The laws impose quotas for immigrants from former Soviet republics and set fines for employers of up to 30,000 dollars (23,000 euros) for each illegal immigrant found at work.

Illegal immigrants often work as builders, vendors and cleaners in Russia, taking on relatively poorly paid menial jobs that some experts say many Russians would not be willing to accept.

On Monday, television images showed markets in Vladivostok in far eastern Russia and Rostov-on-Don in the southwest lying nearly empty. One Moscow market, Cheryomushkinsky, was shut down last week for immigration breaches.

Another market in the southwest Moscow suburb of Konkovo carried a sign on the main entrance door recently reading: "We are looking for vendors with Russian citizenship."

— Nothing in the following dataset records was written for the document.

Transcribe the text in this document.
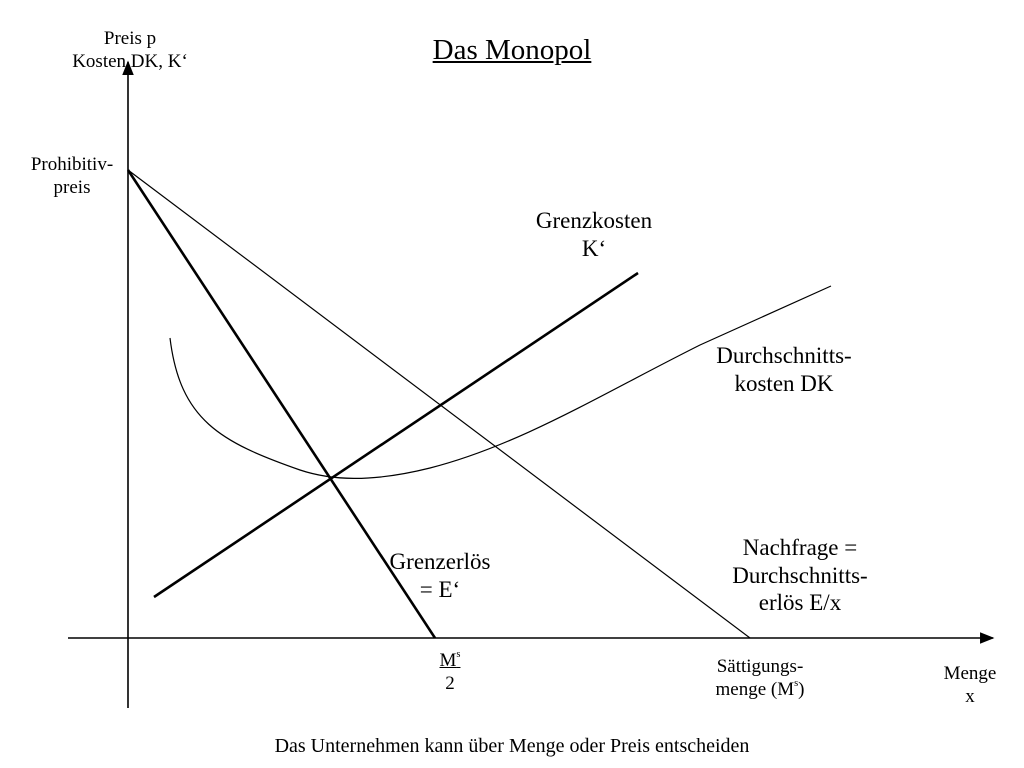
Das Monopol
Preis p
Kosten DK, K‘
Prohibitiv-
preis
Grenzkosten
K‘
Durchschnitts-
kosten DK
Grenzerlös
= E‘
Nachfrage =
Durchschnitts-
erlös E/x
$\frac{M^s}{2}$	Sättigungs-
menge $(M^s)$
Menge
x
Das Unternehmen kann über Menge oder Preis entscheiden
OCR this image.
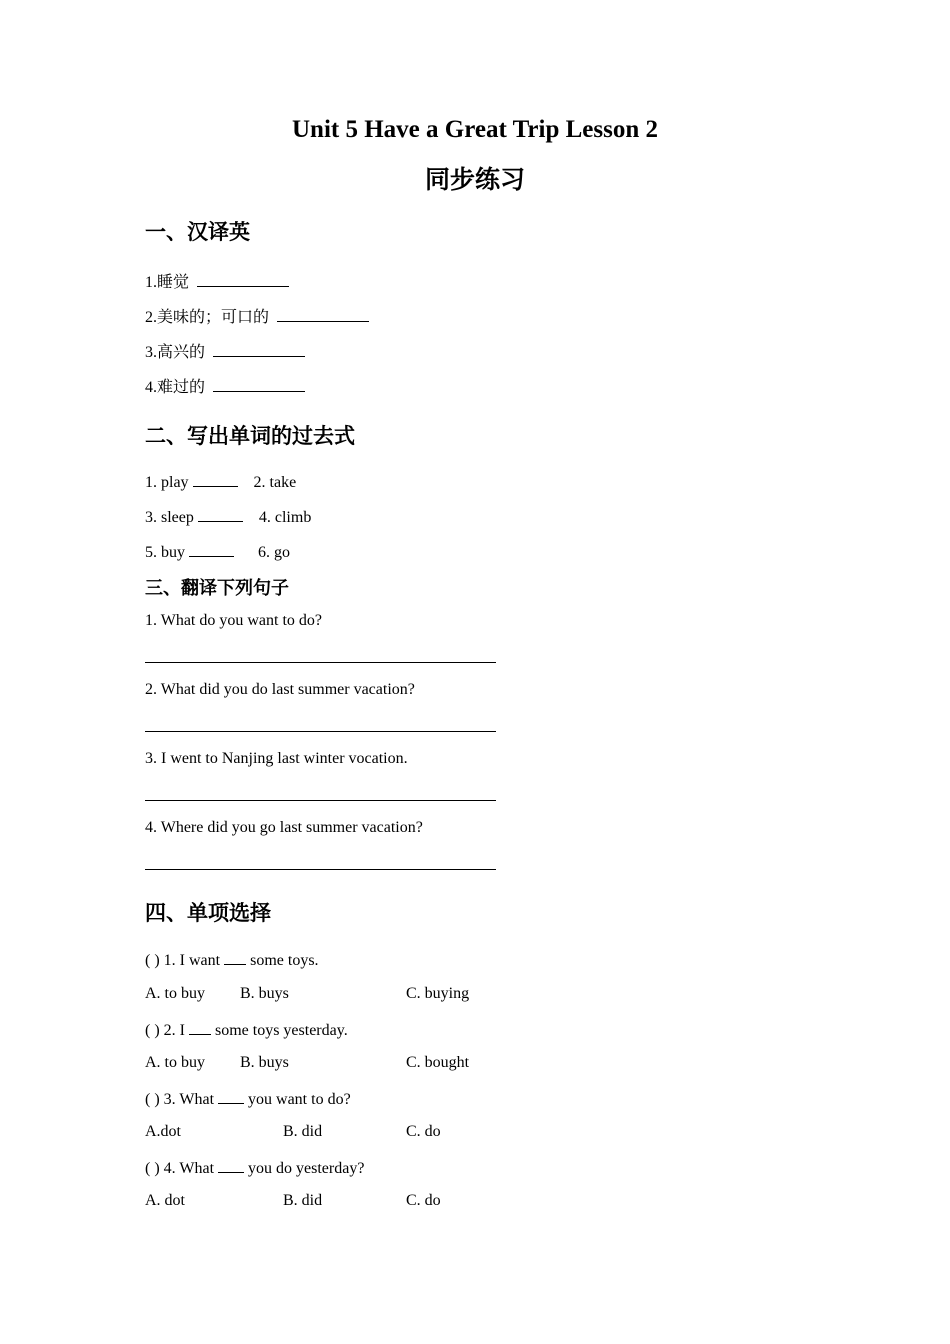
Unit 5 Have a Great Trip Lesson 2
同步练习
一、汉译英
1.睡觉
2.美味的；可口的
3.高兴的
4.难过的
二、写出单词的过去式
1. play	2. take
3. sleep	4. climb
5. buy	6. go
三、翻译下列句子
1. What do you want to do?
2. What did you do last summer vacation?
3. I went to Nanjing last winter vocation.
4. Where did you go last summer vacation?
四、单项选择
( ) 1. I want some toys.
A. to buy B. buys	C. buying
( ) 2. I some toys yesterday.
A. to buy B. buys	C. bought
( ) 3. What you want to do?
A.dot	B. did	C. do
( ) 4. What you do yesterday?
A. dot	B. did	C. do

The laws "will regulate the situation with around 12 million foreigners working illegally in Russia and so will offer more jobs to Russian citizens," said Denis Soldatikov, a spokesman for the federal migration service.

"We are cleaning up the markets for domestic producers," Soldatikov said. The official added, however, that the changes could mean food prices at markets will temporarily rise.

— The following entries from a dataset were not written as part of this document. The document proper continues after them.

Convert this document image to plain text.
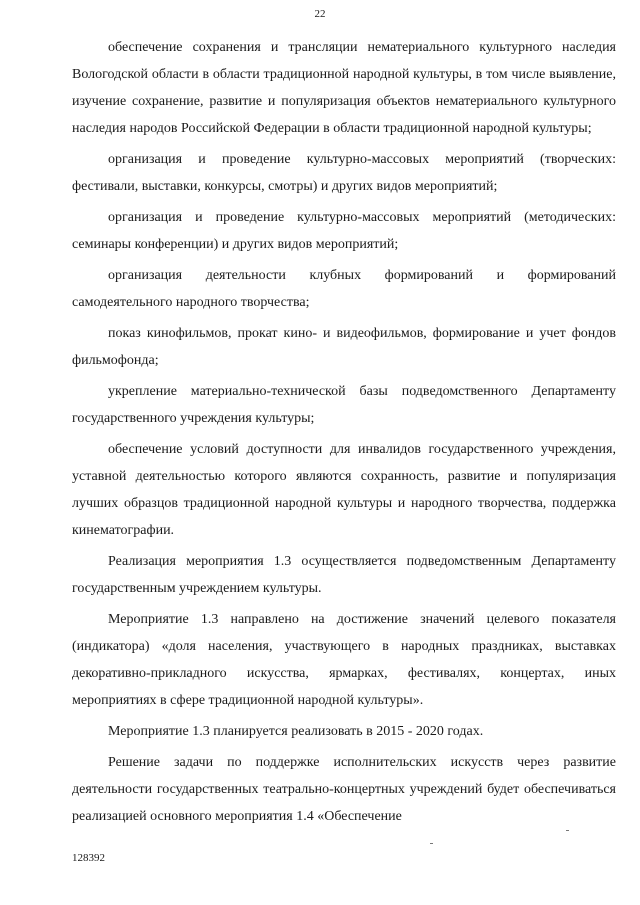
22

обеспечение сохранения и трансляции нематериального культурного наследия Вологодской области в области традиционной народной культуры, в том числе выявление, изучение сохранение, развитие и популяризация объектов нематериального культурного наследия народов Российской Федерации в области традиционной народной культуры;

организация и проведение культурно-массовых мероприятий (творческих: фестивали, выставки, конкурсы, смотры) и других видов мероприятий;

организация и проведение культурно-массовых мероприятий (методических: семинары конференции) и других видов мероприятий;

организация деятельности клубных формирований и формирований самодеятельного народного творчества;

показ кинофильмов, прокат кино- и видеофильмов, формирование и учет фондов фильмофонда;

укрепление материально-технической базы подведомственного Департаменту государственного учреждения культуры;

обеспечение условий доступности для инвалидов государственного учреждения, уставной деятельностью которого являются сохранность, развитие и популяризация лучших образцов традиционной народной культуры и народного творчества, поддержка кинематографии.

Реализация мероприятия 1.3 осуществляется подведомственным Департаменту государственным учреждением культуры.

Мероприятие 1.3 направлено на достижение значений целевого показателя (индикатора) «доля населения, участвующего в народных праздниках, выставках декоративно-прикладного искусства, ярмарках, фестивалях, концертах, иных мероприятиях в сфере традиционной народной культуры».

Мероприятие 1.3 планируется реализовать в 2015 - 2020 годах.

Решение задачи по поддержке исполнительских искусств через развитие деятельности государственных театрально-концертных учреждений будет обеспечиваться реализацией основного мероприятия 1.4 «Обеспечение

128392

Russia has one of the highest illegal immigration rates in the world. The federal migration service estimates there were between 10 and 12 million illegal immigrants, many of them seasonal workers, in Russia in 2006.

Around 700,000 legal migrants were registered in the first six months of 2006, officials said. The migration service is setting a quota of a total of six million legal immigrants from former Soviet republics for 2007.

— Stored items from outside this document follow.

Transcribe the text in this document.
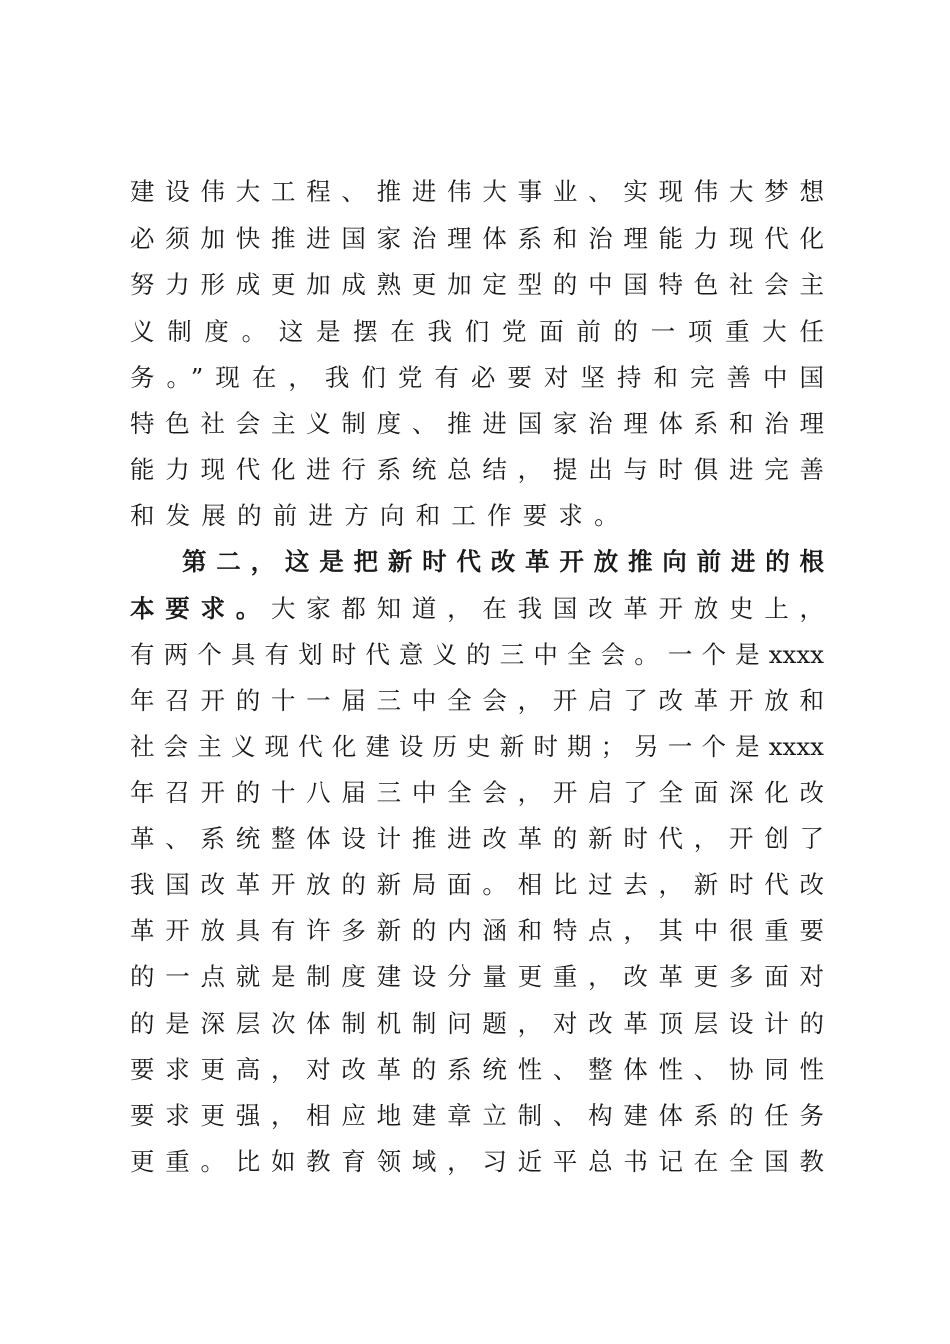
建设伟大工程、推进伟大事业、实现伟大梦想
必须加快推进国家治理体系和治理能力现代化
努力形成更加成熟更加定型的中国特色社会主
义制度。这是摆在我们党面前的一项重大任
务。”现在，我们党有必要对坚持和完善中国
特色社会主义制度、推进国家治理体系和治理
能力现代化进行系统总结，提出与时俱进完善
和发展的前进方向和工作要求。
第二，这是把新时代改革开放推向前进的根
本要求。大家都知道，在我国改革开放史上，
有两个具有划时代意义的三中全会。一个是xxxx
年召开的十一届三中全会，开启了改革开放和
社会主义现代化建设历史新时期；另一个是xxxx
年召开的十八届三中全会，开启了全面深化改
革、系统整体设计推进改革的新时代，开创了
我国改革开放的新局面。相比过去，新时代改
革开放具有许多新的内涵和特点，其中很重要
的一点就是制度建设分量更重，改革更多面对
的是深层次体制机制问题，对改革顶层设计的
要求更高，对改革的系统性、整体性、协同性
要求更强，相应地建章立制、构建体系的任务
更重。比如教育领域，习近平总书记在全国教
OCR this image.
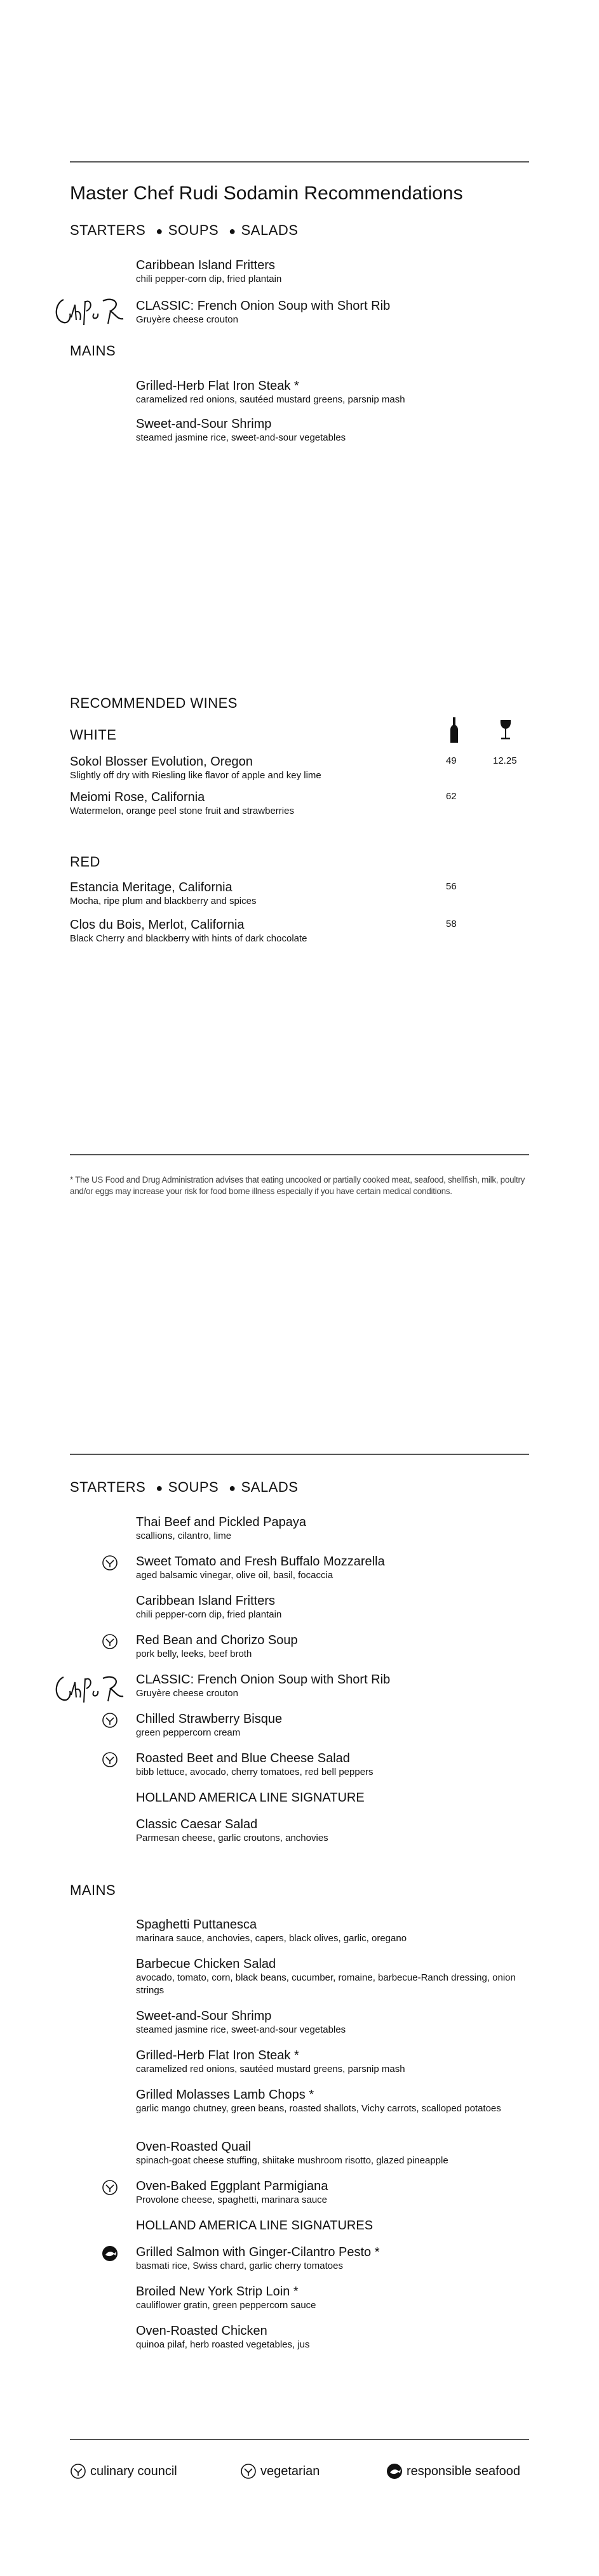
Master Chef Rudi Sodamin Recommendations
STARTERS ● SOUPS ● SALADS
Caribbean Island Fritters
chili pepper-corn dip, fried plantain
CLASSIC: French Onion Soup with Short Rib
Gruyère cheese crouton
MAINS
Grilled-Herb Flat Iron Steak *
caramelized red onions, sautéed mustard greens, parsnip mash
Sweet-and-Sour Shrimp
steamed jasmine rice, sweet-and-sour vegetables
RECOMMENDED WINES
WHITE
Sokol Blosser Evolution, Oregon
Slightly off dry with Riesling like flavor of apple and key lime
49	12.25
Meiomi Rose, California
Watermelon, orange peel stone fruit and strawberries
62
RED
Estancia Meritage, California
Mocha, ripe plum and blackberry and spices
56
Clos du Bois, Merlot, California
Black Cherry and blackberry with hints of dark chocolate
58
* The US Food and Drug Administration advises that eating uncooked or partially cooked meat, seafood, shellfish, milk, poultry and/or eggs may increase your risk for food borne illness especially if you have certain medical conditions.
STARTERS ● SOUPS ● SALADS
Thai Beef and Pickled Papaya
scallions, cilantro, lime
Sweet Tomato and Fresh Buffalo Mozzarella
aged balsamic vinegar, olive oil, basil, focaccia
Caribbean Island Fritters
chili pepper-corn dip, fried plantain
Red Bean and Chorizo Soup
pork belly, leeks, beef broth
CLASSIC: French Onion Soup with Short Rib
Gruyère cheese crouton
Chilled Strawberry Bisque
green peppercorn cream
Roasted Beet and Blue Cheese Salad
bibb lettuce, avocado, cherry tomatoes, red bell peppers
HOLLAND AMERICA LINE SIGNATURE
Classic Caesar Salad
Parmesan cheese, garlic croutons, anchovies
MAINS
Spaghetti Puttanesca
marinara sauce, anchovies, capers, black olives, garlic, oregano
Barbecue Chicken Salad
avocado, tomato, corn, black beans, cucumber, romaine, barbecue-Ranch dressing, onion strings
Sweet-and-Sour Shrimp
steamed jasmine rice, sweet-and-sour vegetables
Grilled-Herb Flat Iron Steak *
caramelized red onions, sautéed mustard greens, parsnip mash
Grilled Molasses Lamb Chops *
garlic mango chutney, green beans, roasted shallots, Vichy carrots, scalloped potatoes
Oven-Roasted Quail
spinach-goat cheese stuffing, shiitake mushroom risotto, glazed pineapple
Oven-Baked Eggplant Parmigiana
Provolone cheese, spaghetti, marinara sauce
HOLLAND AMERICA LINE SIGNATURES
Grilled Salmon with Ginger-Cilantro Pesto *
basmati rice, Swiss chard, garlic cherry tomatoes
Broiled New York Strip Loin *
cauliflower gratin, green peppercorn sauce
Oven-Roasted Chicken
quinoa pilaf, herb roasted vegetables, jus
culinary council	vegetarian	responsible seafood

"Illegal immigration is a huge problem in Russia," Sergei Fateyev, leader of the Mestnye nationalist youth group, told reporters at a small demonstration against illegal immigration in Moscow on Monday.

The demonstration, attended by some 40 people, was held outside the the embassy of Azerbaijan, an ex-Soviet republic that is a major source of migrant labourers.

A government order has also come into force this month limiting the proportion of foreigners working at retail markets to 40 percent by April. That figure is then due to be reduced to zero by the end of the year.

Another law that went into effect on Monday theoretically should ease the compulsory registration procedure for immigrants. But experts said that new arrivals will continue to face difficulties in gaining legal status.

The lack of proper housing makes registering at a fixed address, as required by the law, nearly impossible for many immigrants forced to live in temporary housing or shelters and often discriminated against by landlords.